Here’s a list of just the unique ones
- Make static
- Inline super class
- Replace inheritance with delegation
- Extract method object
- Remove middleman
- Wrap return value
- Move instance method
- Convert to instance method
- Replace temp with query
If you cannot recall the shortcut for a particular refactoring, or if you don’t feel like using the mouse, IntelliJ IDEA offers Refactor this action available via ⌘⇧⌥T. It shows you the list of refactorings applicable at the current context.
The last feature for today is Structural replace available via ⌘⇧M. This is a very powerful tool, but also the least obvious.

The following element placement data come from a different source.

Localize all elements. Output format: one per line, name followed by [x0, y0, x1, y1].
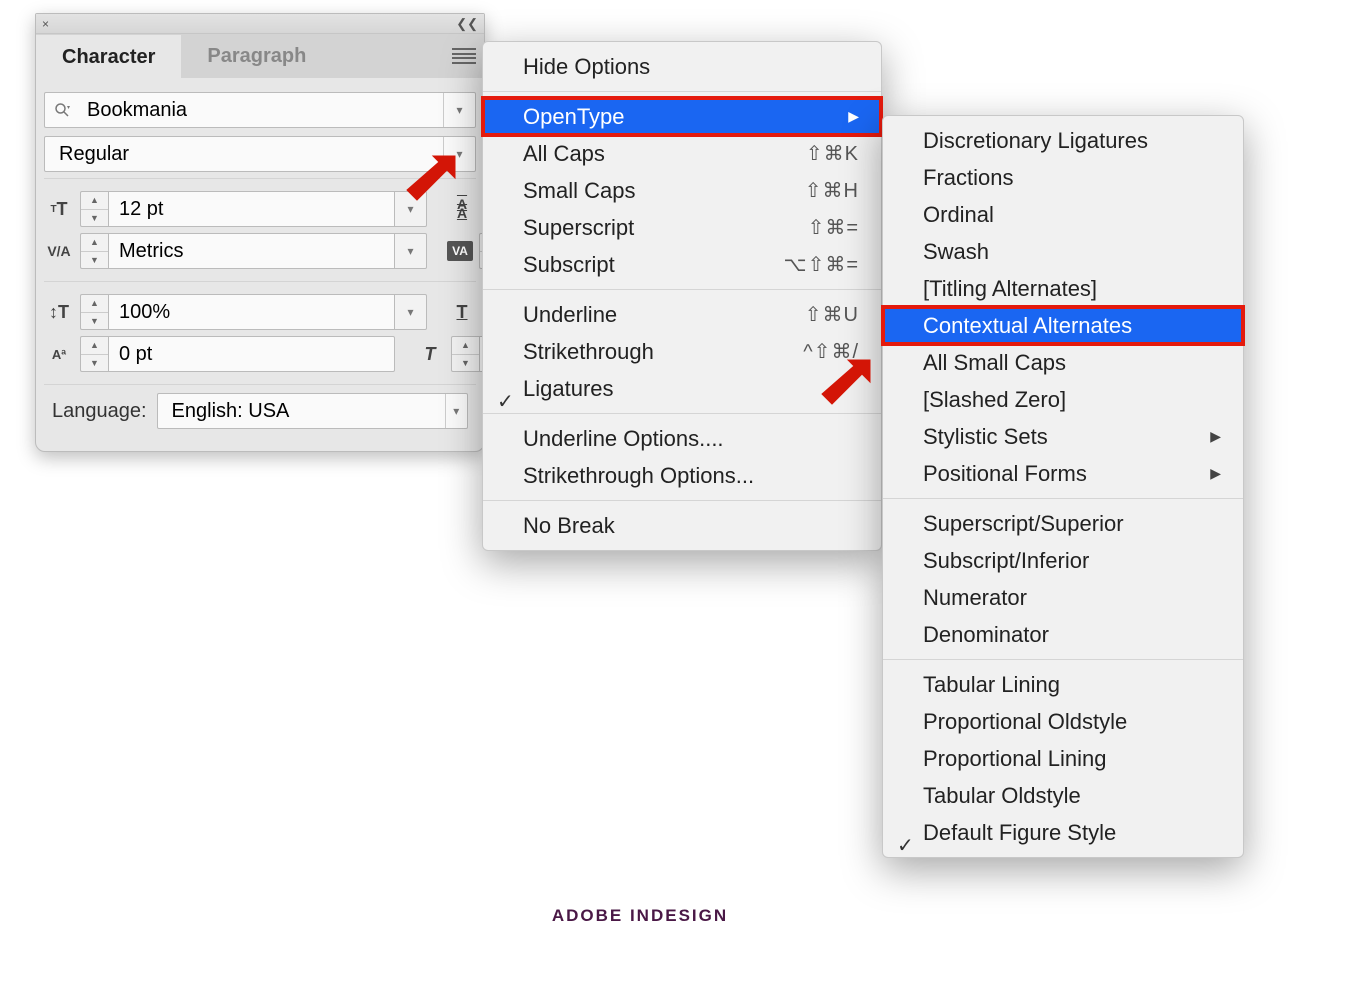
menu-item-denominator[interactable]: Denominator [883, 616, 1243, 653]
stepper[interactable]: ▲▼ [80, 336, 108, 372]
menu-item-default-figure-style[interactable]: Default Figure Style [883, 814, 1243, 851]
language-input[interactable] [158, 394, 445, 428]
tab-label: Paragraph [207, 45, 306, 68]
opentype-submenu: Discretionary Ligatures Fractions Ordina… [882, 115, 1244, 858]
menu-item-superscript[interactable]: Superscript⇧⌘= [483, 209, 881, 246]
menu-item-superscript-superior[interactable]: Superscript/Superior [883, 505, 1243, 542]
menu-item-proportional-oldstyle[interactable]: Proportional Oldstyle [883, 703, 1243, 740]
language-label: Language: [52, 400, 147, 423]
character-panel: × ❮❮ Character Paragraph ▾ ▾ ▾ [35, 13, 485, 452]
menu-item-subscript[interactable]: Subscript⌥⇧⌘= [483, 246, 881, 283]
chevron-down-icon[interactable]: ▾ [445, 394, 467, 428]
menu-item-small-caps[interactable]: Small Caps⇧⌘H [483, 172, 881, 209]
font-style-input[interactable] [45, 137, 443, 171]
menu-item-positional-forms[interactable]: Positional Forms▶ [883, 455, 1243, 492]
menu-item-tabular-lining[interactable]: Tabular Lining [883, 666, 1243, 703]
panel-titlebar[interactable]: × ❮❮ [36, 14, 484, 34]
vscale-field[interactable]: ▲▼ ▾ [80, 294, 427, 330]
kerning-icon: V/A [44, 243, 74, 259]
tab-bar: Character Paragraph [36, 34, 484, 78]
search-icon: ▾ [45, 93, 79, 127]
skew-icon: T [415, 344, 445, 365]
menu-item-hide-options[interactable]: Hide Options [483, 48, 881, 85]
kerning-input[interactable] [108, 233, 395, 269]
stepper[interactable]: ▲▼ [451, 336, 479, 372]
font-size-input[interactable] [108, 191, 395, 227]
menu-item-no-break[interactable]: No Break [483, 507, 881, 544]
menu-item-tabular-oldstyle[interactable]: Tabular Oldstyle [883, 777, 1243, 814]
stepper[interactable]: ▲▼ [80, 233, 108, 269]
menu-item-numerator[interactable]: Numerator [883, 579, 1243, 616]
tracking-icon: VA [447, 241, 473, 261]
close-icon[interactable]: × [42, 17, 49, 31]
tab-character[interactable]: Character [36, 35, 181, 79]
menu-item-stylistic-sets[interactable]: Stylistic Sets▶ [883, 418, 1243, 455]
baseline-icon: Aª [44, 347, 74, 362]
chevron-down-icon[interactable]: ▾ [395, 294, 427, 330]
submenu-arrow-icon: ▶ [848, 108, 859, 125]
menu-item-underline[interactable]: Underline⇧⌘U [483, 296, 881, 333]
annotation-arrow-icon [393, 148, 463, 218]
tab-paragraph[interactable]: Paragraph [181, 34, 332, 78]
kerning-field[interactable]: ▲▼ ▾ [80, 233, 427, 269]
svg-text:▾: ▾ [67, 105, 70, 111]
baseline-field[interactable]: ▲▼ [80, 336, 395, 372]
menu-item-all-small-caps[interactable]: All Small Caps [883, 344, 1243, 381]
menu-item-ordinal[interactable]: Ordinal [883, 196, 1243, 233]
menu-item-strikethrough-options[interactable]: Strikethrough Options... [483, 457, 881, 494]
chevron-down-icon[interactable]: ▾ [395, 233, 427, 269]
menu-item-discretionary-ligatures[interactable]: Discretionary Ligatures [883, 122, 1243, 159]
caption: ADOBE INDESIGN [0, 906, 1280, 926]
font-family-input[interactable] [79, 93, 443, 127]
vscale-icon: ↕T [44, 302, 74, 323]
menu-item-subscript-inferior[interactable]: Subscript/Inferior [883, 542, 1243, 579]
menu-item-opentype[interactable]: OpenType ▶ [483, 98, 881, 135]
baseline-input[interactable] [108, 336, 395, 372]
vscale-input[interactable] [108, 294, 395, 330]
font-size-icon: TT [44, 199, 74, 220]
menu-item-slashed-zero[interactable]: [Slashed Zero] [883, 381, 1243, 418]
menu-item-all-caps[interactable]: All Caps⇧⌘K [483, 135, 881, 172]
font-family-field[interactable]: ▾ ▾ [44, 92, 476, 128]
collapse-icon[interactable]: ❮❮ [456, 16, 478, 32]
submenu-arrow-icon: ▶ [1210, 465, 1221, 482]
panel-context-menu: Hide Options OpenType ▶ All Caps⇧⌘K Smal… [482, 41, 882, 551]
font-size-field[interactable]: ▲▼ ▾ [80, 191, 427, 227]
menu-item-titling-alternates[interactable]: [Titling Alternates] [883, 270, 1243, 307]
menu-item-underline-options[interactable]: Underline Options.... [483, 420, 881, 457]
submenu-arrow-icon: ▶ [1210, 428, 1221, 445]
stepper[interactable]: ▲▼ [80, 294, 108, 330]
language-field[interactable]: ▾ [157, 393, 468, 429]
menu-item-fractions[interactable]: Fractions [883, 159, 1243, 196]
chevron-down-icon[interactable]: ▾ [443, 93, 475, 127]
menu-item-swash[interactable]: Swash [883, 233, 1243, 270]
stepper[interactable]: ▲▼ [80, 191, 108, 227]
tab-label: Character [62, 46, 155, 69]
annotation-arrow-icon [808, 352, 878, 422]
menu-item-proportional-lining[interactable]: Proportional Lining [883, 740, 1243, 777]
menu-item-contextual-alternates[interactable]: Contextual Alternates [883, 307, 1243, 344]
panel-menu-icon[interactable] [444, 34, 484, 78]
hscale-icon: T [447, 302, 477, 323]
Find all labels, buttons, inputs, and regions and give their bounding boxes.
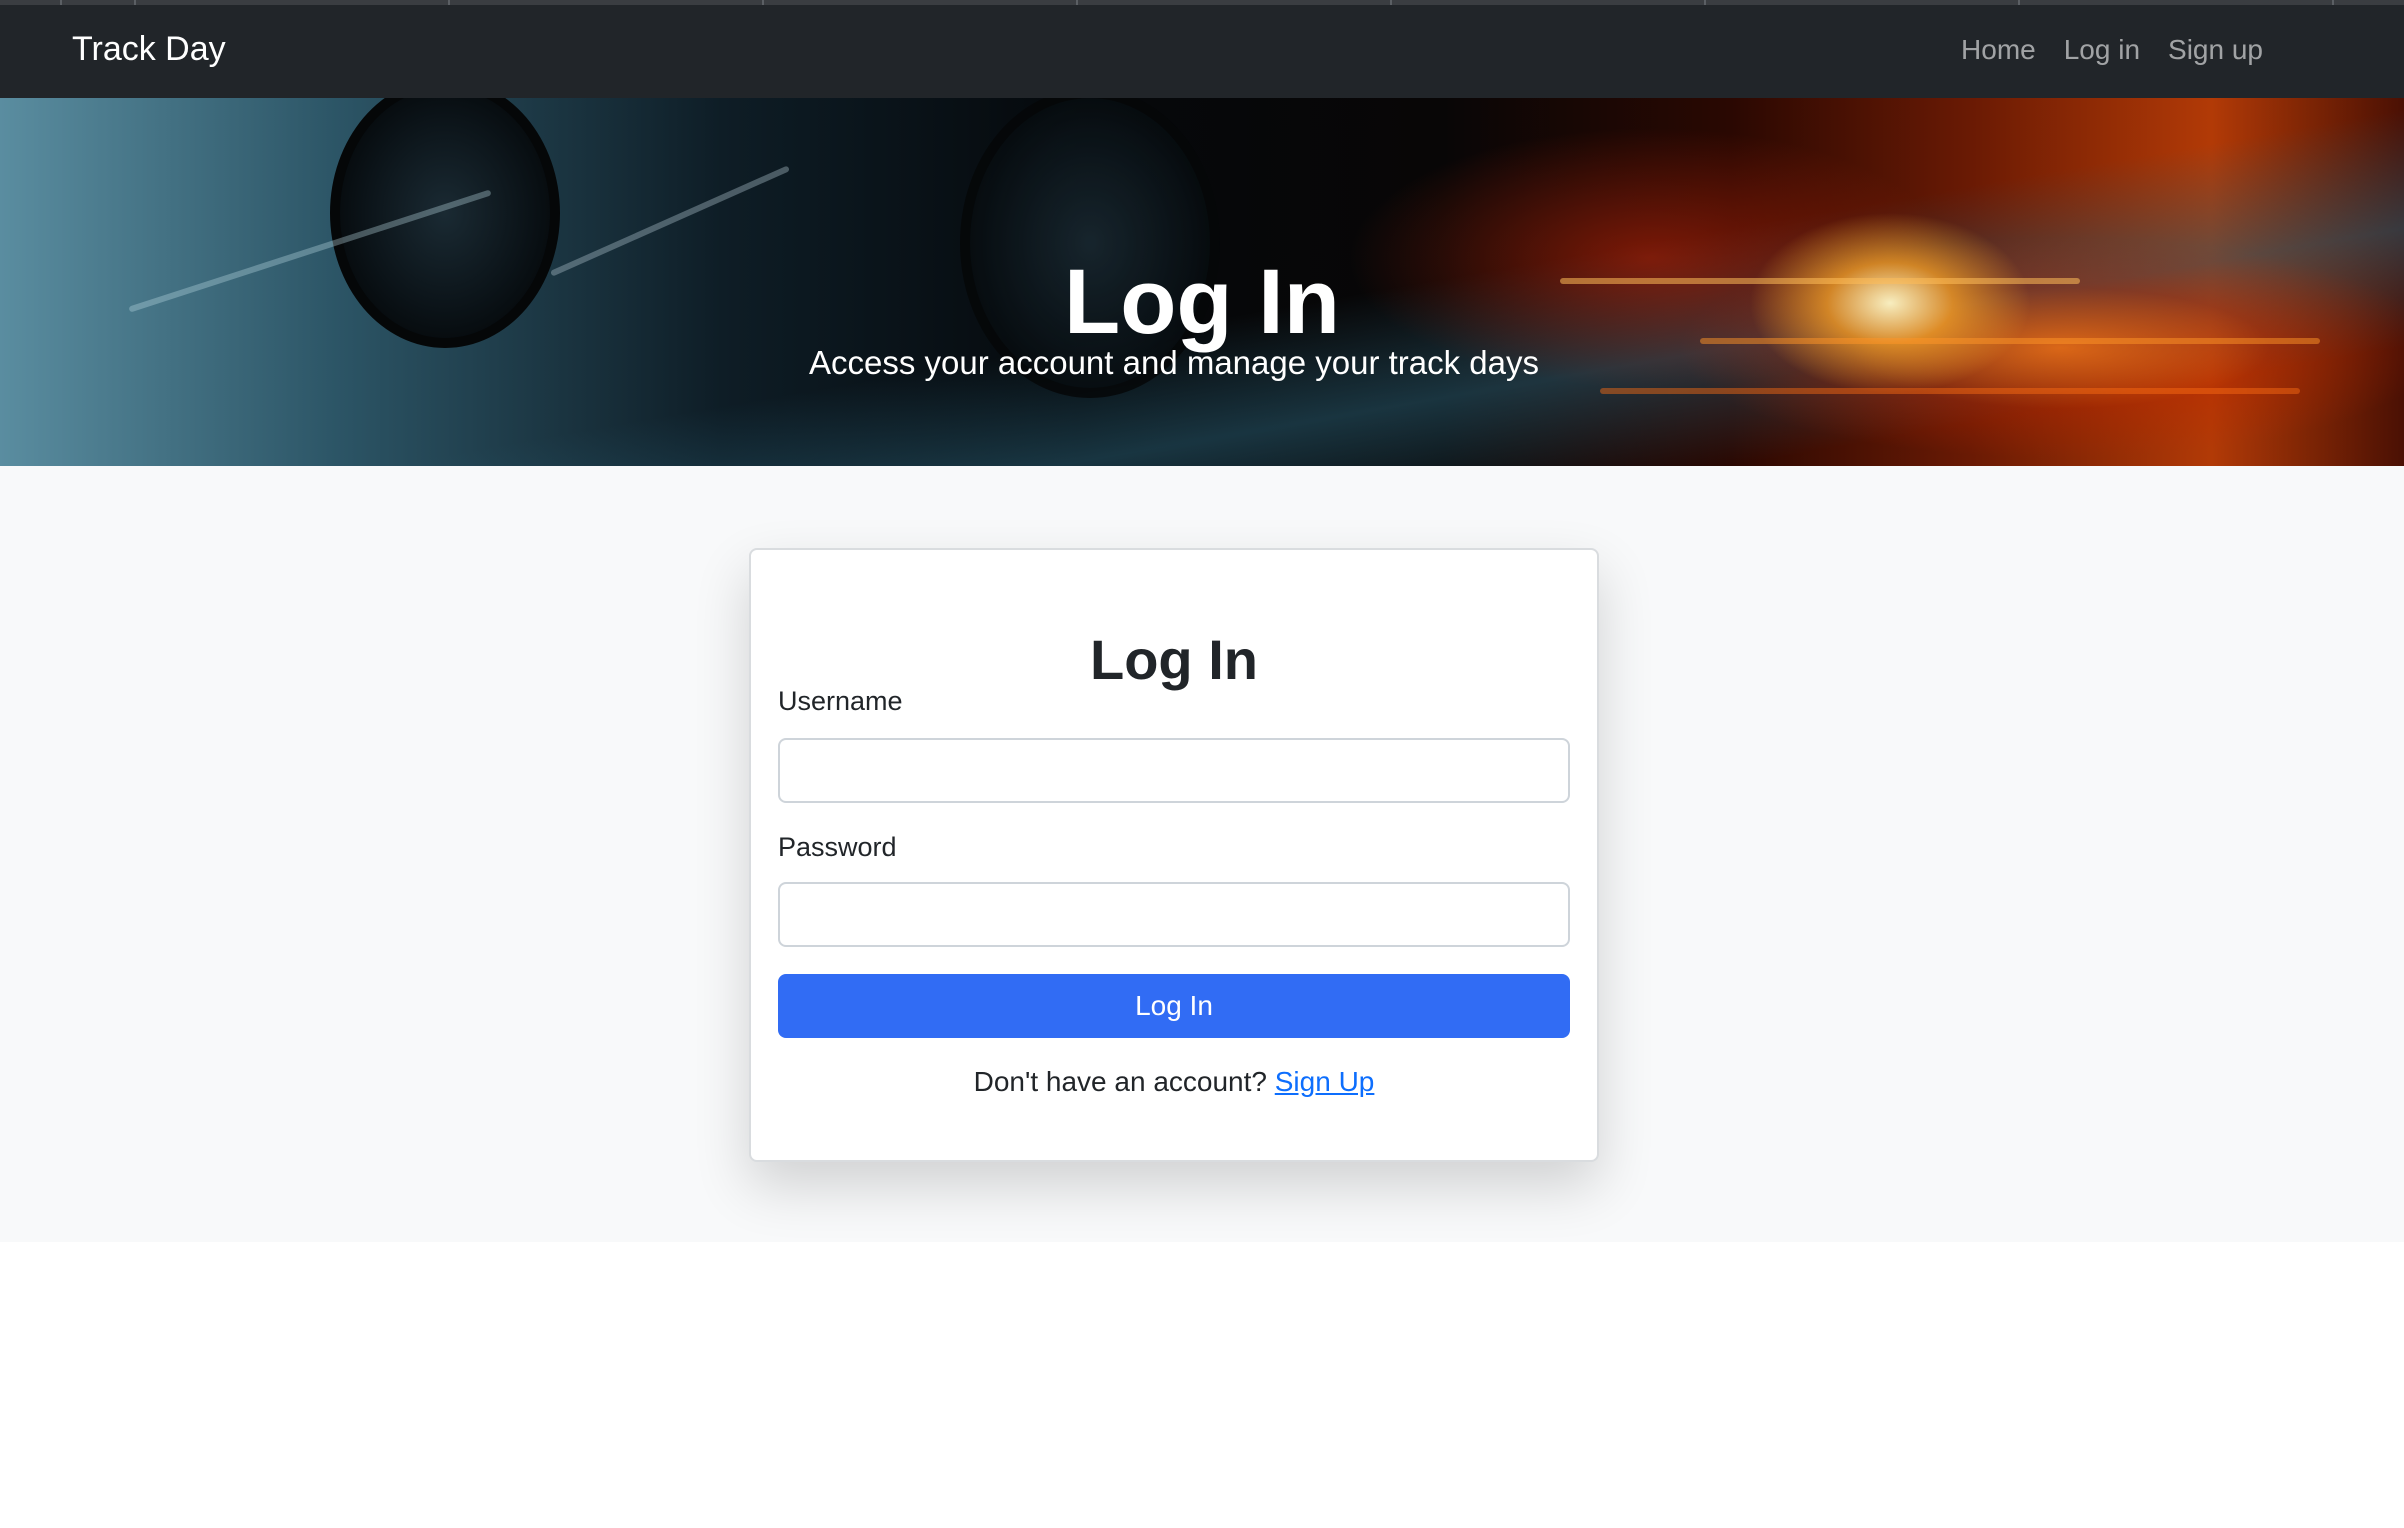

Thank to its advanced code analysis, IntelliJ IDEA knows pretty much everything about your code. This makes possible Structural replace, which lets you use language-specific tokens in lookup and replace expressions.
For example, we have a library with a new version where a static method was replaced with a singleton. To update our code, we can use the following structural replace expressions:
com.ij.j2ee.MakeUtil.$MethodCall$($Params$) for lookup and com.ij.j2ee.MakeUtil.getInstance().$MethodCall$($Params$) for replace.
IntelliJ IDEA will find, resolve and replaces all usages correctly, regardless of how the class was imported.
Structural replace can be rather complicated at first, but once you learn how to use it, it can save you a lot of time.
I hope this article helps you to discover the powerful refactoring functionality hidden in IntelliJ IDEA. The more you know about your IDE, the more time it can save you every day, and the more productive you become. Go ahead and get the most out of your IntelliJ IDEA!